Elle soutient qu'elle a procédé aux mesures prescrites par l'arrêt de la cour et que l'arrêté du 12 juillet 2022 régularise l'arrêté préfectoral d'autorisation du 13 octobre 2017.
Par un courrier du 5 septembre 2022, les parties ont été invitées à produire leurs observations sur l'arrêté du 12 juillet 2022.
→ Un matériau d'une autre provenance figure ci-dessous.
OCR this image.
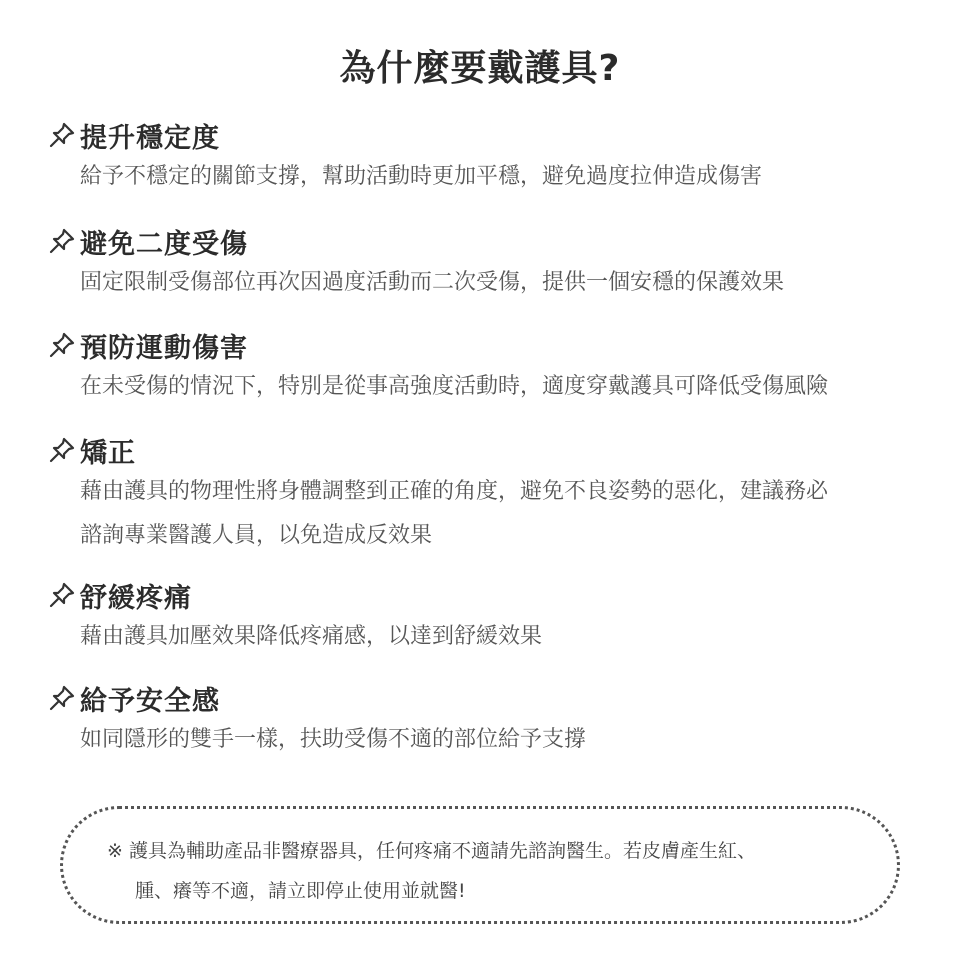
為什麼要戴護具?
提升穩定度
給予不穩定的關節支撐，幫助活動時更加平穩，避免過度拉伸造成傷害
避免二度受傷
固定限制受傷部位再次因過度活動而二次受傷，提供一個安穩的保護效果
預防運動傷害
在未受傷的情況下，特別是從事高強度活動時，適度穿戴護具可降低受傷風險
矯正
藉由護具的物理性將身體調整到正確的角度，避免不良姿勢的惡化，建議務必
諮詢專業醫護人員，以免造成反效果
舒緩疼痛
藉由護具加壓效果降低疼痛感，以達到舒緩效果
給予安全感
如同隱形的雙手一樣，扶助受傷不適的部位給予支撐
※ 護具為輔助產品非醫療器具，任何疼痛不適請先諮詢醫生。若皮膚產生紅、
腫、癢等不適，請立即停止使用並就醫!
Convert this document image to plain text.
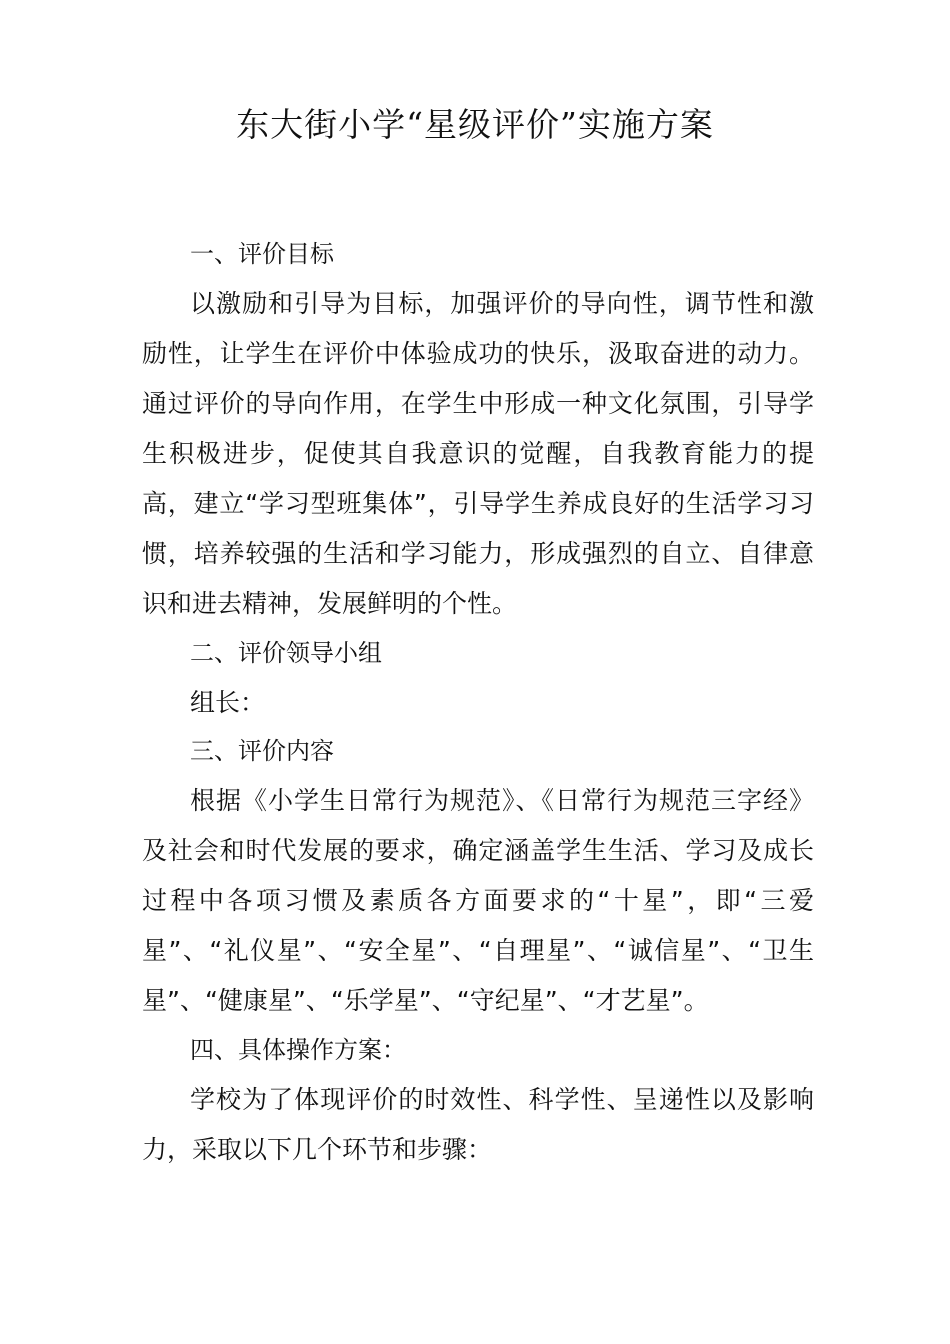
东大街小学“星级评价”实施方案
一、评价目标

以激励和引导为目标，加强评价的导向性，调节性和激励性，让学生在评价中体验成功的快乐，汲取奋进的动力。通过评价的导向作用，在学生中形成一种文化氛围，引导学生积极进步，促使其自我意识的觉醒，自我教育能力的提高，建立“学习型班集体”，引导学生养成良好的生活学习习惯，培养较强的生活和学习能力，形成强烈的自立、自律意识和进去精神，发展鲜明的个性。

二、评价领导小组
组长：
三、评价内容

根据《小学生日常行为规范》、《日常行为规范三字经》及社会和时代发展的要求，确定涵盖学生生活、学习及成长过程中各项习惯及素质各方面要求的“十星”，即“三爱星”、“礼仪星”、“安全星”、“自理星”、“诚信星”、“卫生星”、“健康星”、“乐学星”、“守纪星”、“才艺星”。

四、具体操作方案：

学校为了体现评价的时效性、科学性、呈递性以及影响力，采取以下几个环节和步骤：
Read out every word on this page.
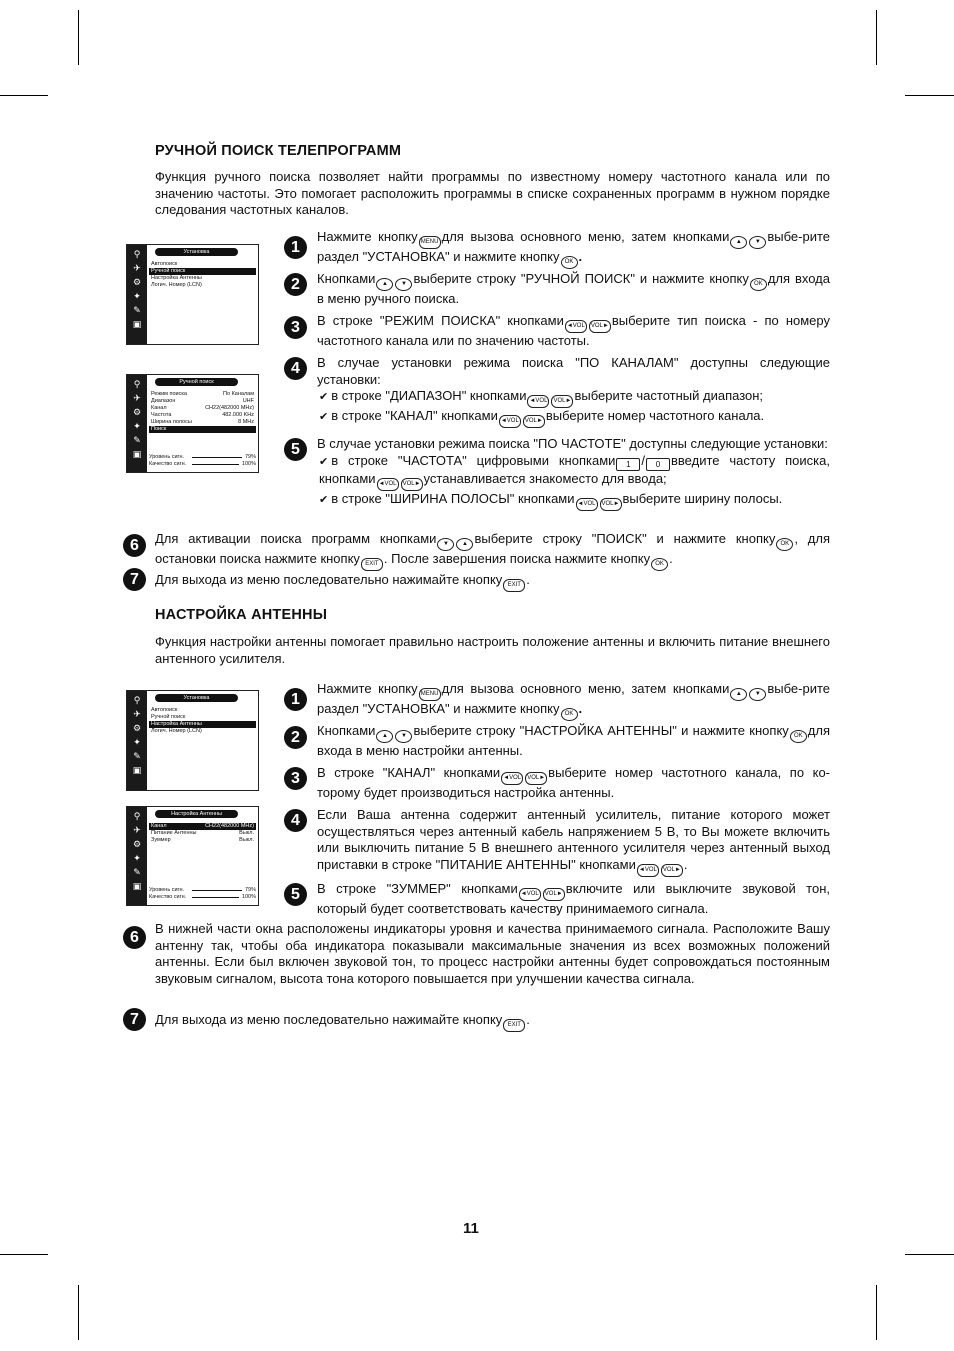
РУЧНОЙ ПОИСК ТЕЛЕПРОГРАММ

Функция ручного поиска позволяет найти программы по известному номеру частотного канала или по значению частоты. Это помогает расположить программы в списке сохраненных программ в нужном порядке следования частотных каналов.

⚲
✈
⚙
✦
✎
▣
Установка
Автопоиск
Ручной поиск
Настройка Антенны
Логич. Номер (LCN)
⚲
✈
⚙
✦
✎
▣
Ручной поиск
Режим поиска	По Каналам
Диапазон	UHF
Канал	CH22(482000 MHz)
Частота	482.000 KHz
Ширина полосы	8 MHz
Поиск
Уровень сигн.	79%
Качество сигн.	100%
1
Нажмите кнопку MENU для вызова основного меню, затем кнопками ▲ ▼ выбе-рите раздел "УСТАНОВКА" и нажмите кнопку OK .
2	Кнопками ▲ ▼ выберите строку "РУЧНОЙ ПОИСК" и нажмите кнопку OK для входа в меню ручного поиска.
3	В строке "РЕЖИМ ПОИСКА" кнопками ◄VOL VOL► выберите тип поиска - по номеру частотного канала или по значению частоты.
4	В случае установки режима поиска "ПО КАНАЛАМ" доступны следующие установки:
✔ в строке "ДИАПАЗОН" кнопками ◄VOL VOL► выберите частотный диапазон;
✔ в строке "КАНАЛ" кнопками ◄VOL VOL► выберите номер частотного канала.
5	В случае установки режима поиска "ПО ЧАСТОТЕ" доступны следующие установки:
✔ в строке "ЧАСТОТА" цифровыми кнопками 1 / 0 введите частоту поиска, кнопками ◄VOL VOL► устанавливается знакоместо для ввода;
✔ в строке "ШИРИНА ПОЛОСЫ" кнопками ◄VOL VOL► выберите ширину полосы.
6	Для активации поиска программ кнопками ▼ ▲ выберите строку "ПОИСК" и нажмите кнопку OK , для остановки поиска нажмите кнопку EXIT . После завершения поиска нажмите кнопку OK .
7	Для выхода из меню последовательно нажимайте кнопку EXIT .
НАСТРОЙКА АНТЕННЫ

Функция настройки антенны помогает правильно настроить положение антенны и включить питание внешнего антенного усилителя.

⚲
✈
⚙
✦
✎
▣
Установка
Автопоиск
Ручной поиск
Настройка Антенны
Логич. Номер (LCN)
⚲
✈
⚙
✦
✎
▣
Настройка Антенны
Канал	CH22(482000 MHz)
Питание Антенны	Выкл.
Зуммер	Выкл.
Уровень сигн.	79%
Качество сигн.	100%
1
Нажмите кнопку MENU для вызова основного меню, затем кнопками ▲ ▼ выбе-рите раздел "УСТАНОВКА" и нажмите кнопку OK .
2	Кнопками ▲ ▼ выберите строку "НАСТРОЙКА АНТЕННЫ" и нажмите кнопку OK для входа в меню настройки антенны.
3	В строке "КАНАЛ" кнопками ◄VOL VOL► выберите номер частотного канала, по ко-торому будет производиться настройка антенны.
4	Если Ваша антенна содержит антенный усилитель, питание которого может осуществляться через антенный кабель напряжением 5 В, то Вы можете включить или выключить питание 5 В внешнего антенного усилителя через антенный выход приставки в строке "ПИТАНИЕ АНТЕННЫ" кнопками ◄VOL VOL► .
5	В строке "ЗУММЕР" кнопками ◄VOL VOL► включите или выключите звуковой тон, который будет соответствовать качеству принимаемого сигнала.
6
В нижней части окна расположены индикаторы уровня и качества принимаемого сигнала. Расположите Вашу антенну так, чтобы оба индикатора показывали максимальные значения из всех возможных положений антенны. Если был включен звуковой тон, то процесс настройки антенны будет сопровождаться постоянным звуковым сигналом, высота тона которого повышается при улучшении качества сигнала.
7	Для выхода из меню последовательно нажимайте кнопку EXIT .
11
Par un mémoire, enregistré le 23 septembre 2022, l'association interdépartementale du Haut-Rhône, représentée par Me Victoria, demande à la cour :
1°) d'annuler le jugement du tribunal administratif de Lyon du 20 juin 2019 ;
2°) d'annuler les arrêtés du préfet de l'Ain des 29 septembre et 13 octobre 2017 portant autorisation de défrichement et d'exploitation de carrière ;
3°) de mettre une somme de 4 000 euros à la charge de l'Etat et de la société Carrière de Saint-Cyr au titre de l'article L. 761-1 du code de justice administrative.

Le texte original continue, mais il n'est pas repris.